While buggery or sodomy carried a death sentence in Canada until 1869, the justice system seemed oddly unwilling to prosecute accused sodomites to the full extent of the law. Death sentences, in general, were usually commuted, so before prison reform in the early 19th century, convicted sodomites often ended up in “gaols.”
“Prisons were awful,” writes Canadian historian Hamish Copley. “‘Common gaols,’ as they were called, were stone dungeons where prisoners were locked up in leg chains. Prisoners in ‘common gaols’ had to buy their own food, so the poorer prisoners [starved] unless a member of their family supported them. Disease was rampant, and convicts frequently died of tuberculosis. In the unclean cells, the air was toxic.”
Common gaols were seen to cause convicts “to suffer more than the laws sanction or humanity approve,” so during a movement of prison reform in the Western world a number of judges, including the infamous Alexander Wood, petitioned for changes to the punitive system. When the Provincial Penitentiary of the Province of Upper Canada in Kingston opened in 1835 there was an uptick in convictions. Judges were more likely to give guilty verdicts for the opportunity of penitence.

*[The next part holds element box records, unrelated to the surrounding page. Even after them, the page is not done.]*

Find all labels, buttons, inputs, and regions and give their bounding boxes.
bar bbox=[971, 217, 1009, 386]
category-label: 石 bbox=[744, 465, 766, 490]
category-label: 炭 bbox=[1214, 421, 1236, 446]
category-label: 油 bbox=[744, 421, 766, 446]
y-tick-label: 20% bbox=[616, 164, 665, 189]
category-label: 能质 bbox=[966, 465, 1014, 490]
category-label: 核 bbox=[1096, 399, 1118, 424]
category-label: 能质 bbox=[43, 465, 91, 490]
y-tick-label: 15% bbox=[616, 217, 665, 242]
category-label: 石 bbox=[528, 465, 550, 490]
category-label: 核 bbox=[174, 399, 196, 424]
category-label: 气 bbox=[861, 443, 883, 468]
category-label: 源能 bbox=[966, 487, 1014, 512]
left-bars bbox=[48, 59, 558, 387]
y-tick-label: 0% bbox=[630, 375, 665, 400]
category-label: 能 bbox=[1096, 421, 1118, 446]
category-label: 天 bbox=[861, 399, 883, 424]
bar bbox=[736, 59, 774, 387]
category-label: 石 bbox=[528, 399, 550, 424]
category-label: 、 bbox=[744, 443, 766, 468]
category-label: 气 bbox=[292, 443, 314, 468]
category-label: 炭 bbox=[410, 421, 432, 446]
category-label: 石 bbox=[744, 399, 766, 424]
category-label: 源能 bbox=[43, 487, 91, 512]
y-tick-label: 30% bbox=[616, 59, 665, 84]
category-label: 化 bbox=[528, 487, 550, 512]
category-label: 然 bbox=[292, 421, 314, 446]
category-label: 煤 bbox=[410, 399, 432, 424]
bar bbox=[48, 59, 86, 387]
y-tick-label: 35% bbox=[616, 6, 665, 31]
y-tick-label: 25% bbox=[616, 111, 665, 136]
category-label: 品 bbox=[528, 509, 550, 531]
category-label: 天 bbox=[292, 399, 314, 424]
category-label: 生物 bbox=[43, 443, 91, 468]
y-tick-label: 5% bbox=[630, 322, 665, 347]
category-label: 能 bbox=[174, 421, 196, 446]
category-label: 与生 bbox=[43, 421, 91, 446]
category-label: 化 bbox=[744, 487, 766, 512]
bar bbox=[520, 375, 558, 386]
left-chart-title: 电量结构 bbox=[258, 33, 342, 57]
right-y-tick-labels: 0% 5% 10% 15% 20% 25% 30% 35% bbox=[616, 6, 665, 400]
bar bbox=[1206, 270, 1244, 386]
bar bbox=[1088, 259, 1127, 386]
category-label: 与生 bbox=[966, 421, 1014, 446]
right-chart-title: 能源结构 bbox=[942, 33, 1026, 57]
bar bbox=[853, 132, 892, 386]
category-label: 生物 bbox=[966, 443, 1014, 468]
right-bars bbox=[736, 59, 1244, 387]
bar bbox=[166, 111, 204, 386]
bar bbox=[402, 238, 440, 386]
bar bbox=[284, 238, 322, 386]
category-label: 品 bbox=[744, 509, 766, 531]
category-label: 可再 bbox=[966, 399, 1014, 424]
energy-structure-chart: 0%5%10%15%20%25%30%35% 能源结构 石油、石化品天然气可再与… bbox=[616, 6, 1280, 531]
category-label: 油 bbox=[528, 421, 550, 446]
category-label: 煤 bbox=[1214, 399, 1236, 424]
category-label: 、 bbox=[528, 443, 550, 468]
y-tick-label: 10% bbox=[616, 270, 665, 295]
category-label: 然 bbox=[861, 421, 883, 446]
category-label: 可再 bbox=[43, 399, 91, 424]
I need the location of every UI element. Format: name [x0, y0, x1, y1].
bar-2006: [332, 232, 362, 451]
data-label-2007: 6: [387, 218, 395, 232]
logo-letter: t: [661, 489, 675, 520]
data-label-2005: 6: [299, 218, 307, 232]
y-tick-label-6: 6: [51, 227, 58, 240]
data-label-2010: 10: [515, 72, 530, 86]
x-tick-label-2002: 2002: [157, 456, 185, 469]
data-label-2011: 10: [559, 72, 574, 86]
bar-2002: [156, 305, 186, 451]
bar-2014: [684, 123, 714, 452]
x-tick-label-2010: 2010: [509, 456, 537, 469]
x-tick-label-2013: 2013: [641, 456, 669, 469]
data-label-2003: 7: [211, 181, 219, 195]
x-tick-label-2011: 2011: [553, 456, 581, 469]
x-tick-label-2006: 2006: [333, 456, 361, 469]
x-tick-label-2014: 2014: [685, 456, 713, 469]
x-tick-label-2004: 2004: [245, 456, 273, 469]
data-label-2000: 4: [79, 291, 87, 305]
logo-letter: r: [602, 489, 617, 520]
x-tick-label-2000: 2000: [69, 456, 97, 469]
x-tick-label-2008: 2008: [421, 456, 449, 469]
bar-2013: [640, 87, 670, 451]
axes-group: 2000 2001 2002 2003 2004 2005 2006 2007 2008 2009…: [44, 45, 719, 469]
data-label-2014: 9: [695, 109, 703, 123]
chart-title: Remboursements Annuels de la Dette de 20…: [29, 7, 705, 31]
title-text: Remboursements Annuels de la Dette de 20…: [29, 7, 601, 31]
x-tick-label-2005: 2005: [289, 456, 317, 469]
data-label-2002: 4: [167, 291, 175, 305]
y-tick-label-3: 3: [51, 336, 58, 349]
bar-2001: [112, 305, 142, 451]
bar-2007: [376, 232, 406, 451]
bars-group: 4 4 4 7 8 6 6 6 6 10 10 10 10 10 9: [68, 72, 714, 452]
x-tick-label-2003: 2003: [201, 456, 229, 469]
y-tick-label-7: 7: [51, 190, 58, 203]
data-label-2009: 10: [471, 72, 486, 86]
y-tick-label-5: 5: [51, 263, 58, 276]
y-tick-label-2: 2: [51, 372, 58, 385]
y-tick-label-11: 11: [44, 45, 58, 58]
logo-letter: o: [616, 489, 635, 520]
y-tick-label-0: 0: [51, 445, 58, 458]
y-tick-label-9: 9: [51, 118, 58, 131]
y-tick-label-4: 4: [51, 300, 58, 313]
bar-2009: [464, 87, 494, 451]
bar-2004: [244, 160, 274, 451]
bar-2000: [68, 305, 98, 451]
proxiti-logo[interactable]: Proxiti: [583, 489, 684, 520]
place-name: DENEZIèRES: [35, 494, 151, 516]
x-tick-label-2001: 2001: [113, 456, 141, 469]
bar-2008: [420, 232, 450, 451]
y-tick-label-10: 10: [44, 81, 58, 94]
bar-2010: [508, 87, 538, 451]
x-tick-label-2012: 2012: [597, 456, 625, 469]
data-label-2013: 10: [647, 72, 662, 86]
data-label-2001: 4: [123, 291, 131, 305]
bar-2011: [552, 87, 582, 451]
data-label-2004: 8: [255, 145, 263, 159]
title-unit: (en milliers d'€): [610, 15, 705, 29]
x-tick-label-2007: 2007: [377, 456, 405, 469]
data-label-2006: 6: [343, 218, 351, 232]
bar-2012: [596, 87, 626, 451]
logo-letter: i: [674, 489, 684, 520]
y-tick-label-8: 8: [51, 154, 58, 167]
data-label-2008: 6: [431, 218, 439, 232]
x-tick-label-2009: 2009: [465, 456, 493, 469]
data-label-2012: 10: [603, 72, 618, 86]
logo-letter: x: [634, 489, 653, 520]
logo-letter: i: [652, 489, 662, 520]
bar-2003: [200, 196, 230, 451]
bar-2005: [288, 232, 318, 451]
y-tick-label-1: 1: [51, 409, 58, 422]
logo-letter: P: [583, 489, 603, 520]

“Penitentiary” comes from the word penitence, which means “sorrow for sins or faults.” While we often use the words interchangeably, this is distinguished from “jail,” the modern form of “gaol,” with its roots in Latin meaning “cage.” As the name implies, prisoners became the responsibility of priests and ministers who wished an educational as well as spiritual change of their charges.
Copley notes that two men, Patrick Kelly and Samuel Moore, have the unfortunate honour of likely being the first men convicted of homosexual sex between two consenting adults in Canada. Their names appeared in The Western Herald on June 16, 1842, explaining that the two were convicted of sodomy, “to be executed on the 15th day of July next.”
We have little information on Moore other than a brief physical description; black-haired, hazel eyed, dark complexion, 39 years old when he was convicted in what is now Windsor. There’s little more information on Kelly, who was a working class Irish labourer, aged 27 when he was caught in flagrante delicto with Moore.
They had separate trials on the same day and shared a witness, John Cooper, likely the man who caught them in the act. Literally catching sodomites with their pants down was the only evidence that could result in a conviction; another reason convictions between consenting adults were so rare through the British Empire before “gross indecency” laws. Kelly apparently had a bit of a reputation, as other men, including a sergeant, testified at his trial. Like other convicts, they were not executed. The governor general dictated that instead of death, Kelly and Moore’s punishment “should be commuted into Imprisonment in the Provincial Penitentiary during the term of their respective natural lives . . .”
While life in the penitentiary was a vast improvement over the gaols, the penitentiary’s first sodomites had to contend with a cruel warden who was eventually fired after a scandal and provincial inquiry — among his cruelties, he apparently had a thing for “brutal whippings of children as young as 10 for such crimes as ‘smiling’ and ‘laughing.’” To the outside world, prisoners were becoming productive members of society in penitentiaries. Charles Dickens visited the Kingston Penitentiary in 1842, the same year as our sodomites’ convictions, and wrote:
“There is an admirable jail here, well and wisely governed, and excellently regulated, in every respect. The men were employed as shoemakers, ropemakers, blacksmiths, tailors, carpenters, and stonecutters; and in building a new prison, which was pretty far advanced towards completion. The female prisoners were occupied in needlework.”
Despite Dickens’ glowing review, Kelly’s name comes up as “a life-prisoner for sodomy” when he complained of medical neglect and mistreatment. After falling off some scaffolding in September of 1845, Kelly claimed to an inspector four years later “that he was a fortnight in his cell before it was discovered that his thigh was broken.” While it was then treated, he claimed his leg was now “lame.” The report notes that inspections by the Surgeon were regular, that Kelly had mixed up his dates, and that he admitted to not keeping off his leg as directed by the doctor, so the complaint was dismissed, even though Kelly’s leg never healed properly.
We don’t know if Kelly and Moore, both eventually released despite the life sentence, were longterm lovers or a one-time, interrupted encounter. Taking off his historian’s hat, Copley describes a sense of outrage. Kelly, Smith and two other convicted sodomites — there were only ever five in Canada as far as his research has found — who ended up in the penitentiary were all consenting adults; one of them, an older man, died of the “prisoner’s disease” while serving time, while “Samuel Moore and Patrick Kelly were delivered to the tender care of a warden known to be a brutal psychopath, for a ‘sin’ of desire and a ‘crime’ with no victim,” writes Copley.
I like to posthumously give them a small win over the judicial system. If the convicts ended up becoming penitents, feeling “sorrow for sins or faults,” I would like to imagine the only sorrow they ever ended up feeling was regret for getting caught, and that they went back to their lawbreaking ways after their eventual release.